Taylor herself leads the Sci-Fi and Fantasy Book Club, whose book for January will be “Lexicon” by Max Berry.
“Last year, I had picked a lot more classic science fiction and fantasy, and this year I’m leaning more towards newer things,” she explains.
Rounding out the clubs is the Happy Hour Book Club, which didn’t always go by that name.
“We wanted a book club that was solely non-fiction, and we billed it as non-fiction, and people just weren’t coming,” remembers Taylor. “So we were like, ‘Hm, okay, let’s change it to Happy Hour.’ We all read the exact same things, but added Happy Hour to the title and people have started coming, which is hilarious. If I have to read Noam Chomsky, I’d better have some wine.”
The Happy Hour Book Club’s book for January is “The Kandy-Kolored Tangerine-Flake Streamline Baby” by Tom Wolfe, but Taylor notes that the subject matter can get a little heavy.
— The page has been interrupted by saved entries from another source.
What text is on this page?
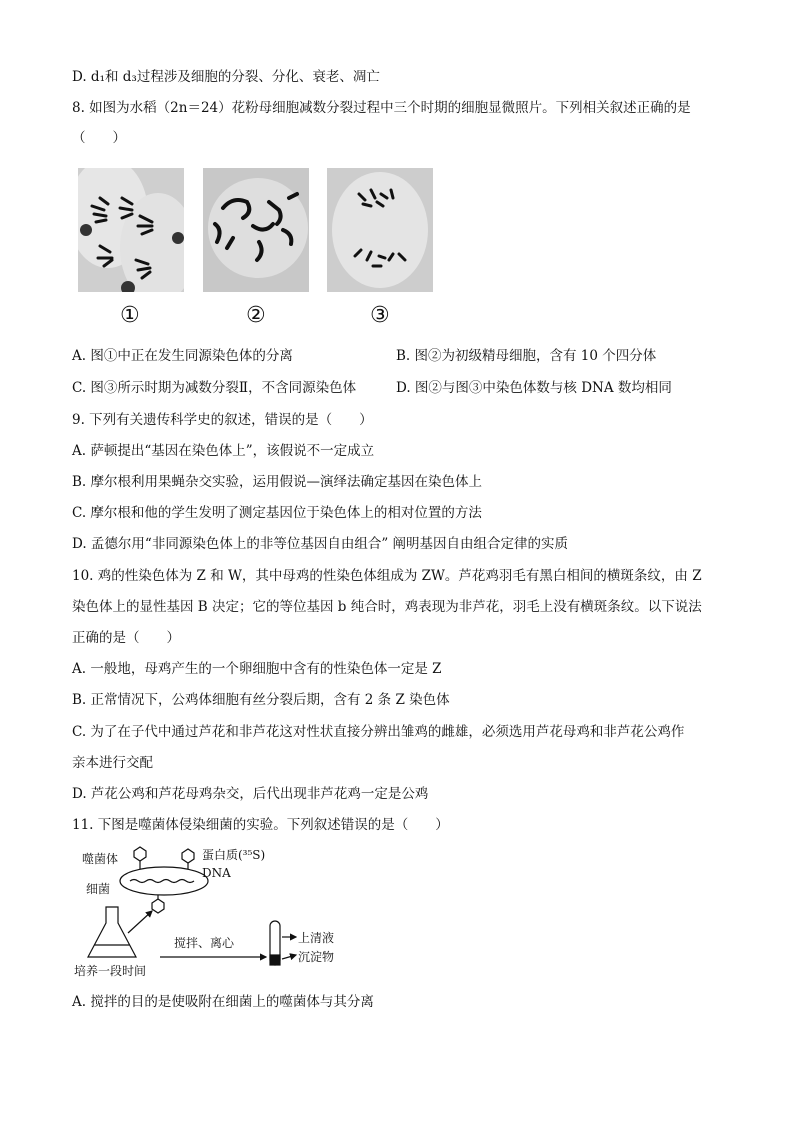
D. d₁和 d₃过程涉及细胞的分裂、分化、衰老、凋亡
8. 如图为水稻（2n＝24）花粉母细胞减数分裂过程中三个时期的细胞显微照片。下列相关叙述正确的是
（　　）
①	②	③
A. 图①中正在发生同源染色体的分离	B. 图②为初级精母细胞，含有 10 个四分体
C. 图③所示时期为减数分裂Ⅱ，不含同源染色体	D. 图②与图③中染色体数与核 DNA 数均相同
9. 下列有关遗传科学史的叙述，错误的是（　　）
A. 萨顿提出“基因在染色体上”，该假说不一定成立
B. 摩尔根利用果蝇杂交实验，运用假说—演绎法确定基因在染色体上
C. 摩尔根和他的学生发明了测定基因位于染色体上的相对位置的方法
D. 孟德尔用“非同源染色体上的非等位基因自由组合” 阐明基因自由组合定律的实质
10. 鸡的性染色体为 Z 和 W，其中母鸡的性染色体组成为 ZW。芦花鸡羽毛有黑白相间的横斑条纹，由 Z
染色体上的显性基因 B 决定；它的等位基因 b 纯合时，鸡表现为非芦花，羽毛上没有横斑条纹。以下说法
正确的是（　　）
A. 一般地，母鸡产生的一个卵细胞中含有的性染色体一定是 Z
B. 正常情况下，公鸡体细胞有丝分裂后期，含有 2 条 Z 染色体
C. 为了在子代中通过芦花和非芦花这对性状直接分辨出雏鸡的雌雄，必须选用芦花母鸡和非芦花公鸡作
亲本进行交配
D. 芦花公鸡和芦花母鸡杂交，后代出现非芦花鸡一定是公鸡
11. 下图是噬菌体侵染细菌的实验。下列叙述错误的是（　　）
噬菌体	蛋白质(³⁵S)
DNA
细菌
搅拌、离心	上清液
沉淀物
培养一段时间
A. 搅拌的目的是使吸附在细菌上的噬菌体与其分离
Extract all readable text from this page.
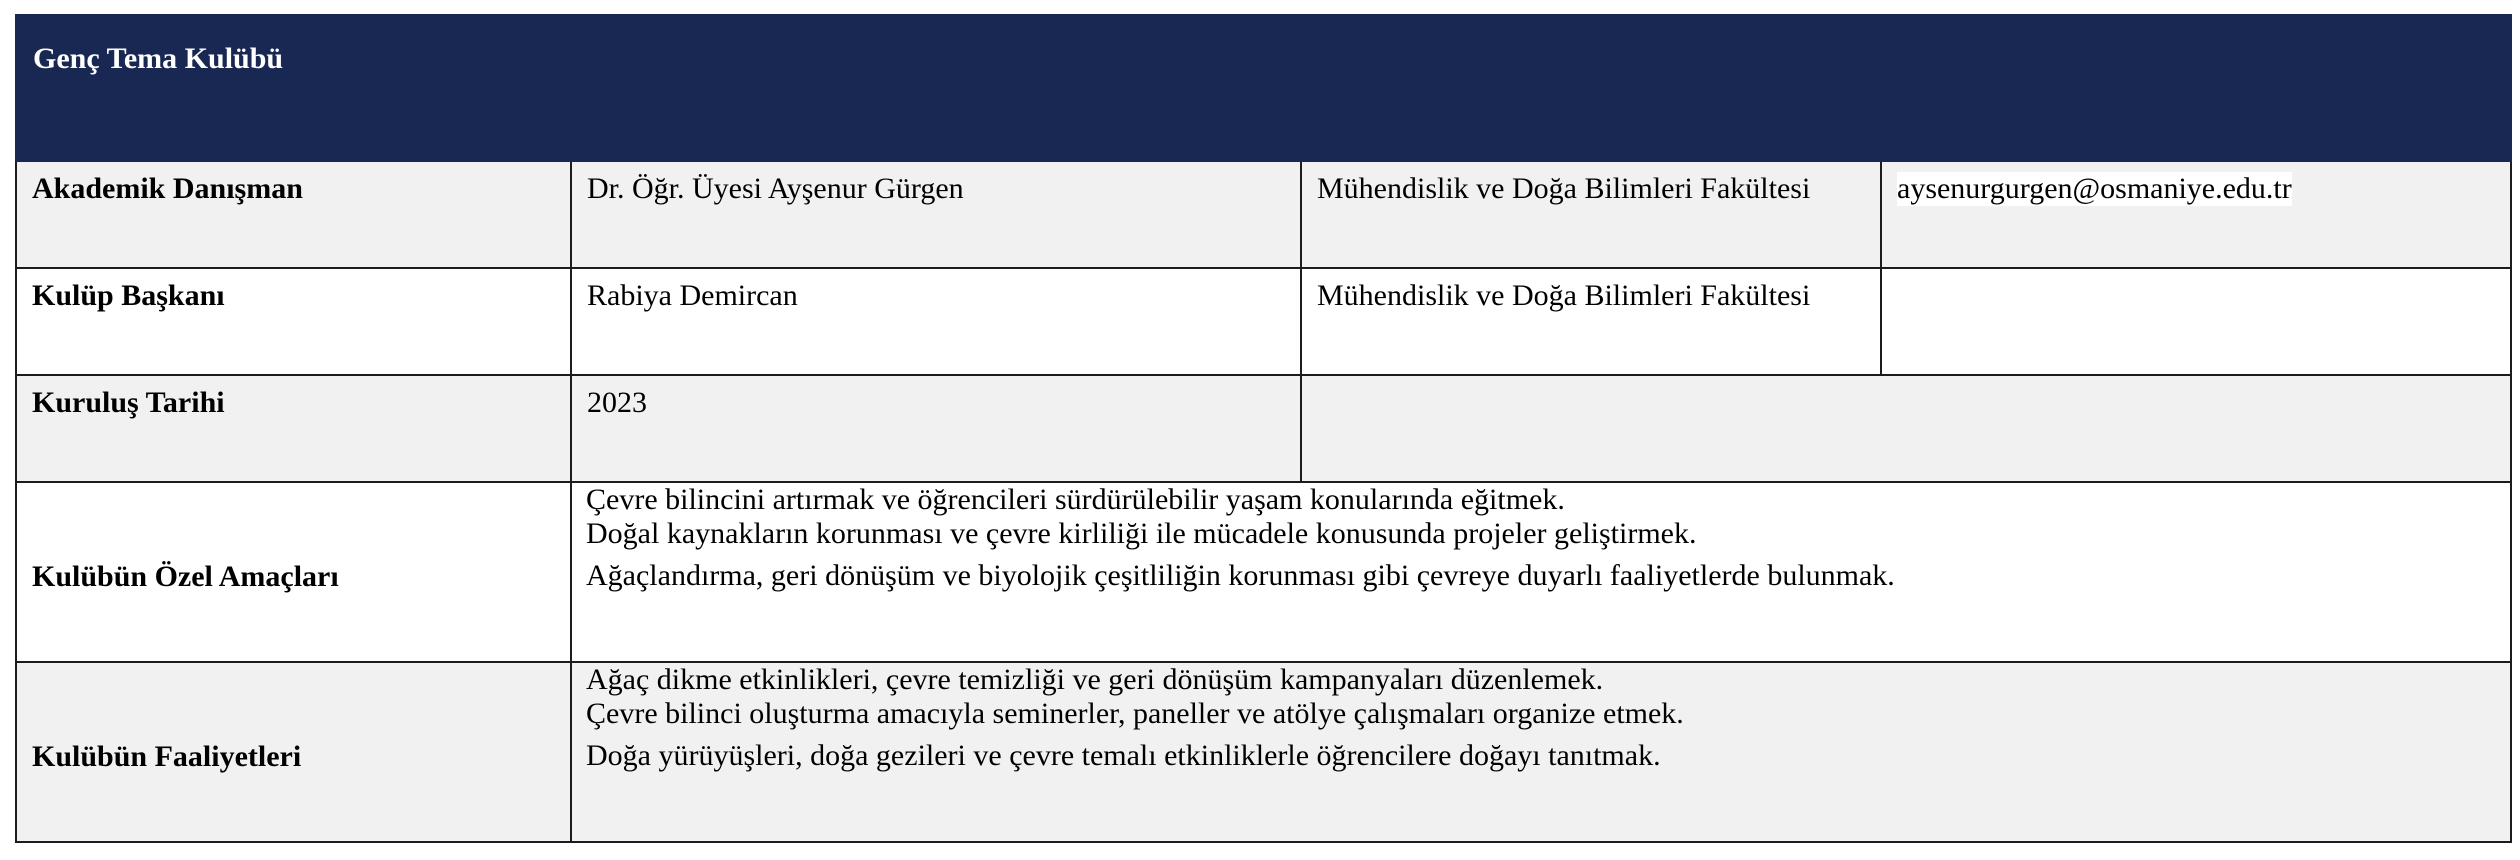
Genç Tema Kulübü			
Akademik Danışman	Dr. Öğr. Üyesi Ayşenur Gürgen	Mühendislik ve Doğa Bilimleri Fakültesi	aysenurgurgen@osmaniye.edu.tr
Kulüp Başkanı	Rabiya Demircan	Mühendislik ve Doğa Bilimleri Fakültesi	
Kuruluş Tarihi	2023		
Kulübün Özel Amaçları	Çevre bilincini artırmak ve öğrencileri sürdürülebilir yaşam konularında eğitmek.
Doğal kaynakların korunması ve çevre kirliliği ile mücadele konusunda projeler geliştirmek.
Ağaçlandırma, geri dönüşüm ve biyolojik çeşitliliğin korunması gibi çevreye duyarlı faaliyetlerde bulunmak.		

Kulübün Faaliyetleri	Ağaç dikme etkinlikleri, çevre temizliği ve geri dönüşüm kampanyaları düzenlemek.
Çevre bilinci oluşturma amacıyla seminerler, paneller ve atölye çalışmaları organize etmek.
Doğa yürüyüşleri, doğa gezileri ve çevre temalı etkinliklerle öğrencilere doğayı tanıtmak.		
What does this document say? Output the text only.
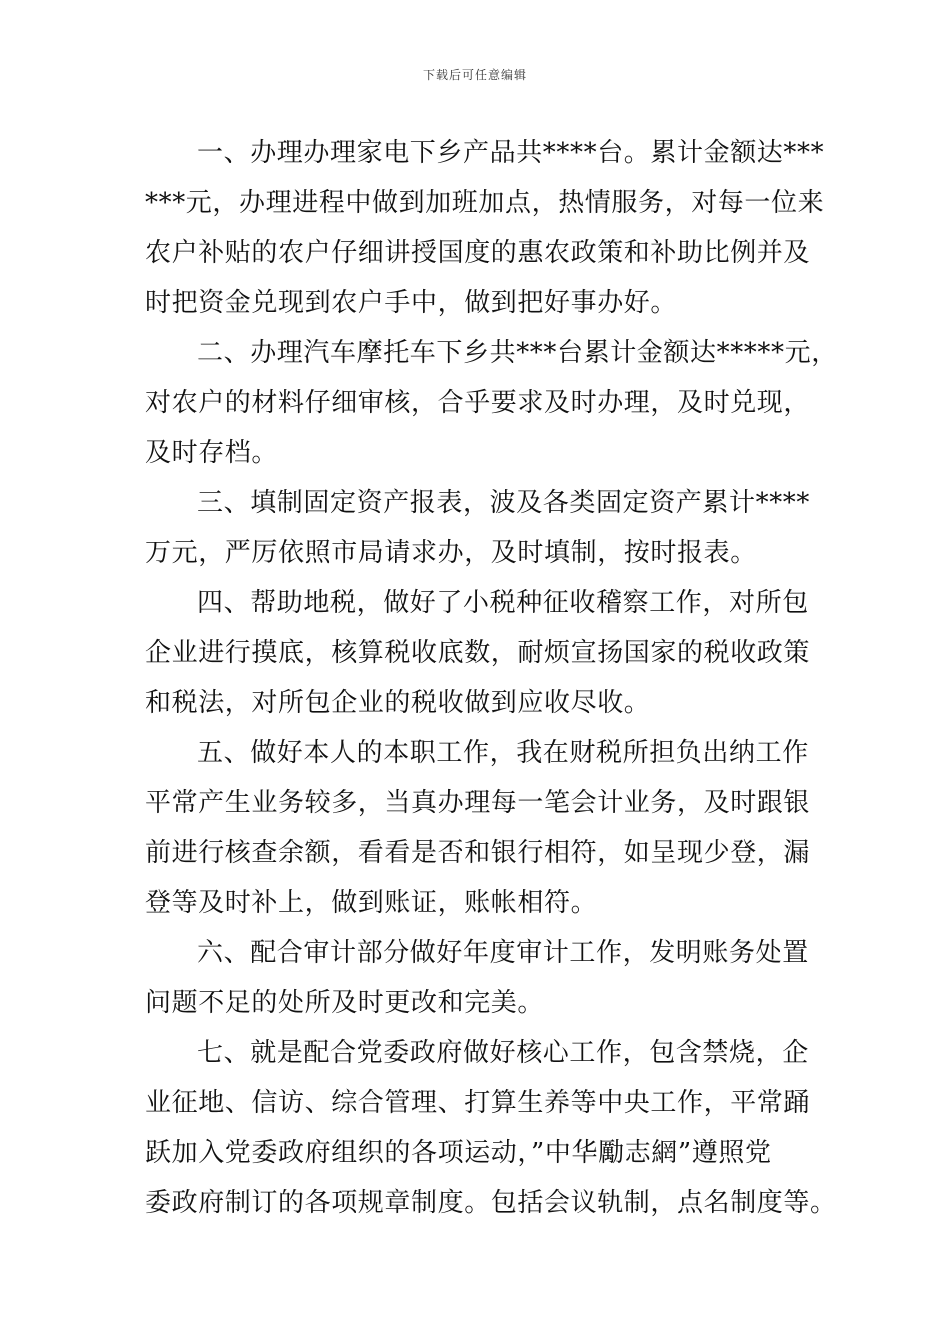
下载后可任意编辑
一、办理办理家电下乡产品共****台。累计金额达***
***元，办理进程中做到加班加点，热情服务，对每一位来
农户补贴的农户仔细讲授国度的惠农政策和补助比例并及
时把资金兑现到农户手中，做到把好事办好。
二、办理汽车摩托车下乡共***台累计金额达*****元，
对农户的材料仔细审核，合乎要求及时办理，及时兑现，
及时存档。
三、填制固定资产报表，波及各类固定资产累计****
万元，严厉依照市局请求办，及时填制，按时报表。
四、帮助地税，做好了小税种征收稽察工作，对所包
企业进行摸底，核算税收底数，耐烦宣扬国家的税收政策
和税法，对所包企业的税收做到应收尽收。
五、做好本人的本职工作，我在财税所担负出纳工作
平常产生业务较多，当真办理每一笔会计业务，及时跟银
前进行核查余额，看看是否和银行相符，如呈现少登，漏
登等及时补上，做到账证，账帐相符。
六、配合审计部分做好年度审计工作，发明账务处置
问题不足的处所及时更改和完美。
七、就是配合党委政府做好核心工作，包含禁烧，企
业征地、信访、综合管理、打算生养等中央工作，平常踊
跃加入党委政府组织的各项运动，”中华勵志網”遵照党
委政府制订的各项规章制度。包括会议轨制，点名制度等。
Previous books have included “Ghettoside: A True Story of Murder in America” by Jill Leovy and “Evicted: Poverty and Profit in the American City” by Matthew Desmond.
Taylor adds that the store is always accepting ideas for other book clubs and would love to include a club for young adults.
“We’ve tried to do a Young Adult book club, but were just weren’t getting people in,” she says. “We were hoping to get a younger audience of people, and we’d be happy to do one if there was an audience for that.”
As an added incentive, in-store purchases for book club receive 20% off, and there’s also a frequent buyers club.
“All you have to do is show up,” says Taylor. “There are people who come that haven’t read the book, but it definitely helps if you have—you can participate in the discussion a little more.”